Sermon preached at St Matthew’s, Stretton on Sunday 15th February 2015
In today’s gospel (Mark 9:2-9), Jesus takes three of his apostles – Peter, James and John – to the top of a mountain, where Jesus is ‘transfigured’ before them. The Greek word is ‘metamorphoses’ – Jesus changes before their eyes. Matthew says that “His face shone like the sun, and his clothes became dazzling white” (Matthew 17: 2). The two key figures from the Hebrew bible – Moses the lawgiver and Elijah the prophet – appear with him.
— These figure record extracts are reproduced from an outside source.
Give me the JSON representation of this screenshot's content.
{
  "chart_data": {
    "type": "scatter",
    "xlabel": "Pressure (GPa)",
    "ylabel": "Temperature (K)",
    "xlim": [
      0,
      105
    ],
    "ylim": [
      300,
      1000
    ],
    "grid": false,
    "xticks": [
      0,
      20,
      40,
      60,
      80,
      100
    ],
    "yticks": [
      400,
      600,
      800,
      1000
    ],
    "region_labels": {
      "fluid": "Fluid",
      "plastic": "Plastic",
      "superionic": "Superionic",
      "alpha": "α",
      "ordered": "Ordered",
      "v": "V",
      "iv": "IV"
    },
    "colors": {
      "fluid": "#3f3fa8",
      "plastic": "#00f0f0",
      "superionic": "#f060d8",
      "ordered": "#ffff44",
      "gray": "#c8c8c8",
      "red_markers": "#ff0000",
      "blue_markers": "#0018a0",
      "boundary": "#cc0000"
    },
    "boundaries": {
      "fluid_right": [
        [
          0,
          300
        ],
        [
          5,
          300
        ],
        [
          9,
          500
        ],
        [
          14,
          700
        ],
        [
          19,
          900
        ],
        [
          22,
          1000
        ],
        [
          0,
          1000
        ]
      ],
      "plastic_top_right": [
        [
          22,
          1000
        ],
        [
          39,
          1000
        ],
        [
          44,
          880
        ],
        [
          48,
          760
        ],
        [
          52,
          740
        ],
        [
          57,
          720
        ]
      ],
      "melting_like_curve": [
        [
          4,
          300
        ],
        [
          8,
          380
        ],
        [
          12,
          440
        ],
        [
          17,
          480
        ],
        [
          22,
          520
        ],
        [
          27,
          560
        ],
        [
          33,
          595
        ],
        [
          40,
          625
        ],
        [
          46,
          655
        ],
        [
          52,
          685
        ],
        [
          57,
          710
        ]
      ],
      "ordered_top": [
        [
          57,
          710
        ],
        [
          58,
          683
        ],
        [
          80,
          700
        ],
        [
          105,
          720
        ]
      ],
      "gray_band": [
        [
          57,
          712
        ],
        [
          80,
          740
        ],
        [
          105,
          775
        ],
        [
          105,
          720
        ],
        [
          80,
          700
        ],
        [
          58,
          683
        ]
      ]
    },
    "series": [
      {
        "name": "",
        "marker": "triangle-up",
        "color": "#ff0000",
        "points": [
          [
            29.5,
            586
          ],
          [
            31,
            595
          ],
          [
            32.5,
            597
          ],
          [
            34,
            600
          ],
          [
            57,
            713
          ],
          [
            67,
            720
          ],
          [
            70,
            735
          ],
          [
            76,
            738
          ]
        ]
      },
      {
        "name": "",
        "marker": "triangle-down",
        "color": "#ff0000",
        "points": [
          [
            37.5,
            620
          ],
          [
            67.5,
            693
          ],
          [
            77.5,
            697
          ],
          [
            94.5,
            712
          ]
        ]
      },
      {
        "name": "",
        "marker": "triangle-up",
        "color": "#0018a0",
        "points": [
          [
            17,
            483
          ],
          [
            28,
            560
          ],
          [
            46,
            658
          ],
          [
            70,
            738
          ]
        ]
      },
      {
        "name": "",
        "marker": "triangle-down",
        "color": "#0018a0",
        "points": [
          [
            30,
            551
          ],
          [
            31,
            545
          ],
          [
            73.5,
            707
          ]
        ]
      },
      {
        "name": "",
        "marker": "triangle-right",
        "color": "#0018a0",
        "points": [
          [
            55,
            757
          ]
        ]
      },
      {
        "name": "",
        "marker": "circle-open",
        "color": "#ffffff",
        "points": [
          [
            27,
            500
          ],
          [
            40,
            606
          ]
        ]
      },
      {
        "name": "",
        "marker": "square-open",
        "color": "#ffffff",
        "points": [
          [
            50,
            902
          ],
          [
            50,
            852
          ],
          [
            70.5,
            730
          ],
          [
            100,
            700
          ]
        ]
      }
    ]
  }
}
Peter is terrified, as you would be. But he has a plan: set up three gazebos, tents or tabernacles. In the Hebrew bible (Exodus 25) God’s people built a tabernacle as a place where God could be encountered. Then, on the mountain, a cloud descends – reminiscent of God’s appearing to Moses (Exodus 34:5) – and a voice is heard. God speaks, not about Moses or Elijah, but about Jesus:
‘This is my Son, the Beloved; listen to him!’ (Mark 9:7)
These words remind us of the baptism of Jesus:
“a voice came from heaven, ‘You are my Son, the Beloved; with you I am well pleased.’” (Mark 1:11)
This is one of those moments, like the baptism, when heaven cannot help but break through! The gospel writers struggle to put into words what is happening. Jesus’s clothes are whiter than white, dazzling. Whiter than anyone on earth could get their washing. Better than the Daz challenge!
Luke says:
“they saw his glory” (Luke 9:32)
But how do you picture glory? Imagine getting that in Pictionary or charades! What does glory look like?!
Luke also tells us that what Jesus talked about with Moses and Elijah. He says they spoke about his ‘departure’, which he would accomplish in Jerusalem. The Greek word for departure here is ‘exodus’. He spoke to Moses about his exodus! The key story in the Hebrew bible is of Moses leading God’s people out of slavery in Egypt to freedom in the Promised Land. Jesus is talking to Moses about his ‘exodus’ – how he will lead God’s people out of slavery into freedom. He will do that in Jerusalem, the city where he will face death. It’s the place where the tabernacle was replaced by the Temple as the locus of God’s presence. There, Jesus, whose own body is the temple, will accomplish his exodus.
It’s a key moment and it must have had an impact.
For we did not follow cleverly devised myths when we made known to you the power and coming of our Lord Jesus Christ, but we had been eyewitnesses of his majesty. For he received honour and glory from God the Father when that voice was conveyed to him by the Majestic Glory, saying, ‘This is my Son, my Beloved, with whom I am well pleased.’ We ourselves heard this voice come from heaven, while we were with him on the holy mountain.
2 Peter 1:16-18
So why doesn’t John mention it? In John’s gospel, if it was written by the John who went up the mountain with Peter, James and Jesus, why no mention of this extraordinary episode? Maybe there is. In the Prologue to the gospel (John 1:1-14) which we hear at Christmas (and again last week!) we read:
And the Word became flesh and lived among us, and we have seen his glory,
the glory as of a father’s only son, full of grace and truth (John 1:14).
We saw his glory, when the Word of God became flesh and lived among us. One more Greek word: where John says that the Word of God ‘lived among us’, the word translated ‘lived’ literally means ‘tabernacled’. The word of God set up his tent among us. In the Hebrew bible, God lives in a tabernacle, a tent – a temporary structure that can move from place to place. In the gospel, God’s glory is seen in the ‘tent’ of the Incarnation. The flesh of Jesus is the tabernacle or tent in which God is met and known.
Conclusion
In the second century, Saint Irenaeus wrote:
“the glory of God is a live human being and a truly human life is the vision of God”.
We see the glory of God in the life, death and resurrection of Jesus. Here, in the story of the Transfiguration, God’s glory shines through. We are invited to participate in that glory, to be transformed by God’s Spirit:
And all of us, with unveiled faces, seeing the glory of the Lord as though reflected in a mirror, are being transformed into the same image from one degree of glory to another; for this comes from the Lord, the Spirit.
2 Corinthians 3:18
- When people look at my life, how much of God’s glory do they see?